Showing papers by "Bernard Brogliato published in 2000"

Dissipative Systems Analysis and Control: Theory and Applications

Abstract: Dissipative Systems Analysis and Control (second edition) presents a fully revised and expanded treatment of dissipative systems theory, constituting a self-contained, advanced introduction for graduate students, researchers and practising engineers. It examines linear and nonlinear systems with examples of both in each chapter; some infinite-dimensional examples are also included. Throughout, emphasis is placed on the use of the dissipative properties of a system for the design of stable feedback control laws. The theory is substantiated by experimental results and by reference to its application in illustrative physical cases (Lagrangian and Hamiltonian systems and passivity-based and adaptive controllers are covered thoroughly). The second edition is substantially reorganized both to accommodate new material and to enhance its pedagogical properties. Some of the changes introduced are: * Complete proofs of the main theorems and lemmas. * The Kalman-Yakubovich-Popov Lemma for non-minimal realizations, singular systems, and discrete-time systems (linear and nonlinear). * Passivity of nonsmooth systems (differential inclusions, variational inequalities, Lagrangian systems with complementarity conditions). * Sections on optimal control and H-infinity theory. * An enlarged bibliography with more than 550 references, and an augmented index with more than 500 entries. * An improved appendix with introductions to viscosity solutions, Riccati equations and some useful matrix algebra.

On the control of complementary-slackness juggling mechanical systems

Abstract: Studies the feedback control of a class of complementary-slackness hybrid mechanical systems.
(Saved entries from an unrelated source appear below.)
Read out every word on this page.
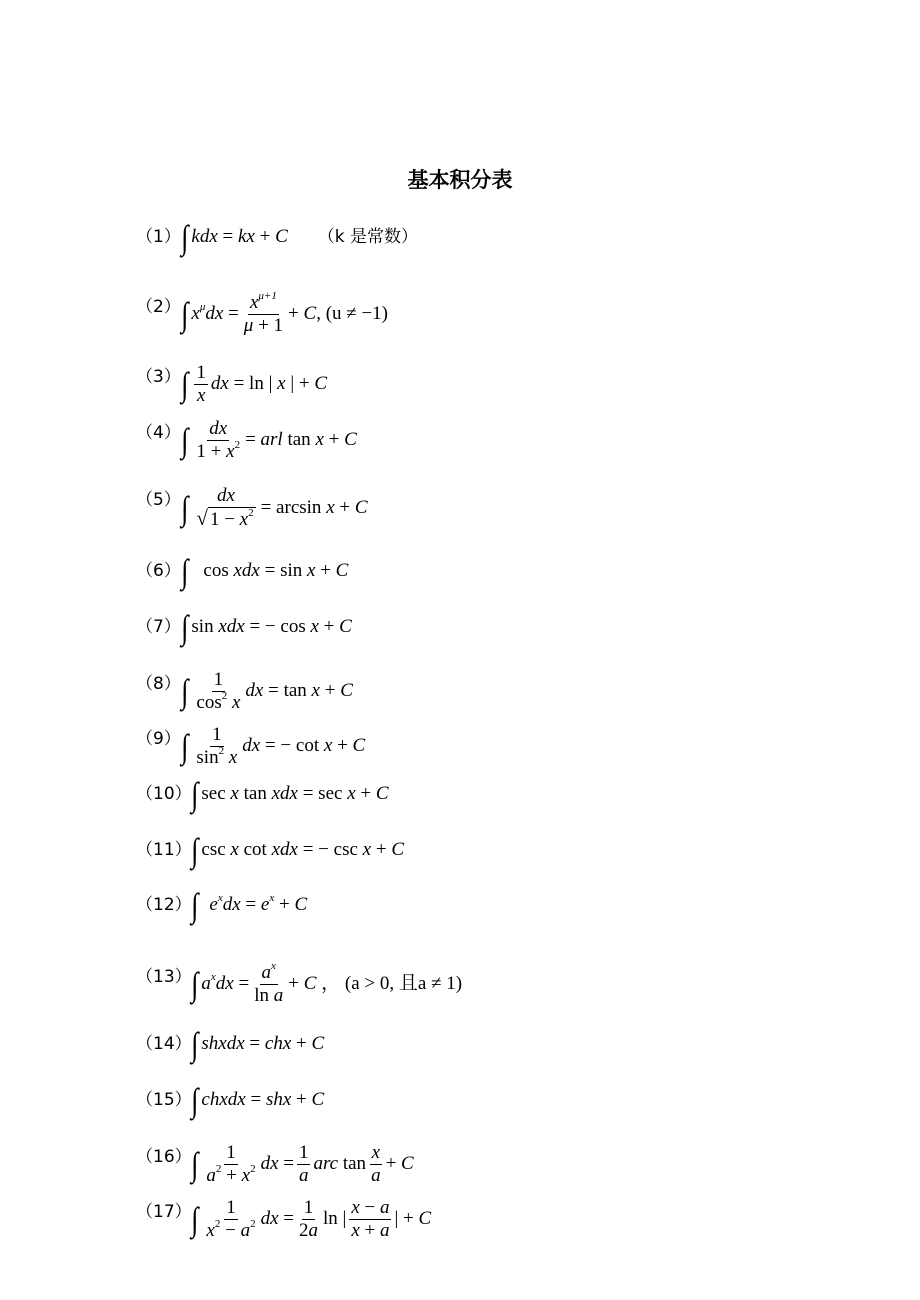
基本积分表
（1） ∫ kdx = kx + C （k 是常数）
（2） ∫ $x^\mu dx = \frac{x^{\mu+1}}{\mu + 1} + C$, (u ≠ −1)
（3） ∫ $\frac{1}{x}$ dx = ln | x | + C
（4） ∫ $\frac{dx}{1 + x^2}$ = arl tan x + C
（5） ∫ $\frac{dx}{√ 1 - x^2} = \arcsin x + C$
（6） ∫ cos xdx = sin x + C
（7） ∫ sin xdx = − cos x + C
（8） ∫ $\frac{1}{\cos^2 x}$ dx = tan x + C
（9） ∫ $\frac{1}{\sin^2 x}$ dx = − cot x + C
（10） ∫ sec x tan xdx = sec x + C
（11） ∫ csc x cot xdx = − csc x + C
（12） ∫ $e^xdx = e^x + C$
（13） ∫ $a^xdx = \frac{a^x}{\text{ln a}} + C$ ， (a > 0, 且a ≠ 1)
（14） ∫ shxdx = chx + C
（15） ∫ chxdx = shx + C
（16） ∫ $\frac{1}{a^2 + x^2}$ dx = $\frac{1}{a}$ arc $\tan \frac{x}{a} + C$
（17） ∫ $\frac{1}{x^2 - a^2}$ dx = $\frac{1}{2a}$ ln | $\frac{x - a}{x + a}$ | + C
Roughly, the systems we study are composed of an uncontrollable part (the "object") and a controlled one (the "robot"), linked by a unilateral constraint and an impact rule. A systematic and general control design method for this class of systems is proposed. The approach is a nontrivial extension of the one degree-of-freedom (DOF) juggler control design. In addition to the robot control, it is also useful to study some intermediate controllability properties of the object's impact Poincare mapping, which generally takes the form of a nonlinear discrete-time system. The force input mainly consists of a family of dead-beat feedback control laws, introduced via a recursive procedure, and exploiting the underlying discrete-time structure of the system. The main goal of the paper is to highlight the role of various physical and control properties characteristic of the system on its stabilizability properties and to propose solutions in certain cases.
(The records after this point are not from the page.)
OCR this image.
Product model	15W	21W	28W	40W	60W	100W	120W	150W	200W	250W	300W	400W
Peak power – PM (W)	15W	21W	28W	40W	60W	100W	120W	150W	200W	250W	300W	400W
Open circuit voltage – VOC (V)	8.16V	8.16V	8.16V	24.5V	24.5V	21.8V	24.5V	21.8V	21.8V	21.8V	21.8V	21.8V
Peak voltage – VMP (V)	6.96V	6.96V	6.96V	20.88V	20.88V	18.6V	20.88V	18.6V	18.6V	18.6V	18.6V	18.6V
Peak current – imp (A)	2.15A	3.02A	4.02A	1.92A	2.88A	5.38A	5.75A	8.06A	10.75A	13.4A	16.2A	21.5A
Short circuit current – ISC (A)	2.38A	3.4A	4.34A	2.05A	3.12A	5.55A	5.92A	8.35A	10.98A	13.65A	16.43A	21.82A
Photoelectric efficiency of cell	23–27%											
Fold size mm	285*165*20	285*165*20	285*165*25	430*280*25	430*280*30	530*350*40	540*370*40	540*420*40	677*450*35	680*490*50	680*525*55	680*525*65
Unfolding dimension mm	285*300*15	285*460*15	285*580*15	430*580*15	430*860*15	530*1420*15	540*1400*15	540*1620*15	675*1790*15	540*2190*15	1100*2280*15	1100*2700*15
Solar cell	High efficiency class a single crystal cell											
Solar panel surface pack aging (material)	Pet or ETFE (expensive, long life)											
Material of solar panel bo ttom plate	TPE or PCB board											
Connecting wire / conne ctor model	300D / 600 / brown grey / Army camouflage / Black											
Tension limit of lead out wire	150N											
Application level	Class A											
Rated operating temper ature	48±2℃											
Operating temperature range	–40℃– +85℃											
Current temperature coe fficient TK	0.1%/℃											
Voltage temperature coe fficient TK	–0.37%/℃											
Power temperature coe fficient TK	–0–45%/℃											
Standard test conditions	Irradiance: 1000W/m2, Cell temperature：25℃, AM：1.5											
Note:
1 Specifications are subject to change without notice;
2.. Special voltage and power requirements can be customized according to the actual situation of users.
Impacts in Mechanical Systems: Analysis and Modelling

Abstract: An Introduction to Moreau's Sweeping Process.- Dynamic Simulation of Rigid Bodies: Modelling of Frictional Contact.- Stability of Periodic Motions with Impacts.- Contact Problems for Elasto-Plastic Impact in Multi-Body Systems.- Impulse Correlation Ratio in Solving Multiple Impact Problems.

Positive Real Systems

Abstract: In the study and control of general dynamical systems the energy stored in the system is an important information. Some autonomous dynamical systems (i.e. with input equal to zero) have the important property that the amount of energy stored in the system remains unchanged or even decreases. This gives rise to the definition of Dissipative systems which is very useful in the synthesis of control systems. Different definitions are introduced to distinguish different classes of systems. Linear systems and nonlinear systems are two important classes of dynamical systems which for simplicity reasons have been usually studied separately in what concerns their dissipative properties. Linear systems whose stored energy remains constant or decreases are called Positive Real (PR) systems or Strictly Positive Real (SPR) respectively while we usually reserve the term dissipative for nonlinear systems in general. We can certainly use the term dissipative for a linear system however the term positive real is only reserved for transfer functions. Furthermore, there exists several important subclasses of linear and nonlinear systems with slightly different properties which are important in the analysis. This will lead us to introduce a series of different definitions of PR and dissipative systems. This chapter deals with Positive Real systems. The next chapter will be devoted to dissipative nonlinear systems.

Dissipative Physical Systems

Abstract: In this chapter we shall present a class of dissipative systems which correspond to models of physical systems and hence embed in their structure the conservation of energy (first principle of thermodynamics) and the interaction with their environment through pairs of conjugated variables with respect to the power. Firstly, we shall recall three different definitions of systems obtained by an energy based modeling: controlled Lagrangian, input-output Hamiltonian systems and port controlled Hamiltonian systems. We shall illustrate and compare these definitions on some very simple examples. Secondly we shall treat a class of systems which gave rise to numerous stabilizing control using passivity theory and corresponds to models of robotic manipulators. In each worked case we show how the main functions associated to a dissipative system (the available storage, the required supply, storage functions) can be computed analytically and related to the energy of the physical system.